Figure 3.

PPL treatment induced the apoptosis of HepG2 and HepG2.2.15 cells. (A) Representative DAPI staining images of HepG2 cells cultured with or without PPL for 48 h. The nuclei of HepG2 without PPL treatment (the control) were homogeneously stained and regularly shaped. Following treatment with PPL, the HepG2 cells demonstrated the characteristics of stage I apoptosis; the nuclei of HepG2 cells were corrugated and chromatin condensation was visible. In stage IIa, the nuclei displayed chromatin condensation and marginalization. In stage IIb, the nuclei of HepG2 cells were cleaved and apoptotic bodies were formed. The white arrow indicates an apoptotic body. Scale bar, 25 µm. (B) Representative images of the Hoechst 33342/PI double staining of HepG2 cells cultured with different concentrations of PPL for 48 h.
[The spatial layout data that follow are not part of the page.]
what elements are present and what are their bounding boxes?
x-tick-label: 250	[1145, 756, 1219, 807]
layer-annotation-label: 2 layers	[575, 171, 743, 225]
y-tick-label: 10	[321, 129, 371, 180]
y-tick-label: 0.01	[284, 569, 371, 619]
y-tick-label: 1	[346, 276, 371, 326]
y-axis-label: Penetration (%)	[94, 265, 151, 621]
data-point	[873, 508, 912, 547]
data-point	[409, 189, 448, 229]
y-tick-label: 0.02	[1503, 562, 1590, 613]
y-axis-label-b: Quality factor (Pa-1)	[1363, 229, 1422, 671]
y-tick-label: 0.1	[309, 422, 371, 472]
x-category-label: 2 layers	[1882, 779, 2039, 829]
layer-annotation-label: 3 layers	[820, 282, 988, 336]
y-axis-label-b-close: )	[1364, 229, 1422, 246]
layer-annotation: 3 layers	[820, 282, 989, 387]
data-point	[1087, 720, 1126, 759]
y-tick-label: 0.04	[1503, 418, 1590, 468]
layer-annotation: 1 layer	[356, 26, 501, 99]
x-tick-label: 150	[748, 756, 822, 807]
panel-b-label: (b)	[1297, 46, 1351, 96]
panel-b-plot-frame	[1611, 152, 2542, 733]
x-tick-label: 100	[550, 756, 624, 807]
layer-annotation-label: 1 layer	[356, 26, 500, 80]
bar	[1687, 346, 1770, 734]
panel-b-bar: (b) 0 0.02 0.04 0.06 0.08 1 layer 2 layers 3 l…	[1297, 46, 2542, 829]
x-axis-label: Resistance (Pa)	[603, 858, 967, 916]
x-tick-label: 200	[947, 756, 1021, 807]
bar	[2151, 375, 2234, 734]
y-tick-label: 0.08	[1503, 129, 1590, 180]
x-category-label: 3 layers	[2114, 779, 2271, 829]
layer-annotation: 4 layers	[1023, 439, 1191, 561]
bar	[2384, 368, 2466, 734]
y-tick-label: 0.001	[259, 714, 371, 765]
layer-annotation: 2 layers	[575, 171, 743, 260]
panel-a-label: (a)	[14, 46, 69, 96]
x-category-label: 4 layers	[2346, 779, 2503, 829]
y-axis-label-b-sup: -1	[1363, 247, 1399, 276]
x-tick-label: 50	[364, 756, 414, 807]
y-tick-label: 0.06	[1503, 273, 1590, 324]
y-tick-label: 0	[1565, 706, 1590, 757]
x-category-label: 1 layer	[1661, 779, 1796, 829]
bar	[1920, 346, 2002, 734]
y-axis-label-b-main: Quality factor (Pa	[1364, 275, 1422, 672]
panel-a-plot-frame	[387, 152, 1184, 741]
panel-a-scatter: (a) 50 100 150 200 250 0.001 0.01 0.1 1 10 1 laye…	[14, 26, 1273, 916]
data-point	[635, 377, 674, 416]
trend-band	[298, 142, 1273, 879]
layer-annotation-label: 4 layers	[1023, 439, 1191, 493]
Incubation with 80 µmol/l PPL induced the Hoechst 33342 (blue) and PI (red) staining of HepG2 cells, which was visibly increased compared with 0 µmol/l PPL. Scale bar, 50 µm. (C) PPL increased the rate of apoptosis for HepG2 and HepG2.2.15 cells, while it exhibited no significant effect on the apoptosis of HL-7702 cells, as demonstrated by flow cytometry. Q1, Annexin V-FITC⁻/PI⁺, necrotic cells; Q2, Annexin V-FITC⁺/PI⁺, late apoptotic cells; Q3, Annexin V-FITC⁻/PI⁻, viable cells; Q4, Annexin V-FITC ⁺/PI⁻, early apoptotic cells. The apoptotic rate was calculated based on the sum of quadrants 2 and 4, which included all Annexin V-FITC⁺ cells. *P<0.05. (D) In HepG2 and HepG2.2.15 cells treated with different concentrations of PPL for 48 h, the expression of full-length caspase3 decreased, and expression of the PARP fragment (89 kDa) increased, as demonstrated by western blotting. PPL, propranolol hydrochloride; PI, propidium iodide; PARP, poly (ADP-ribose) polymerase. *P<0.05.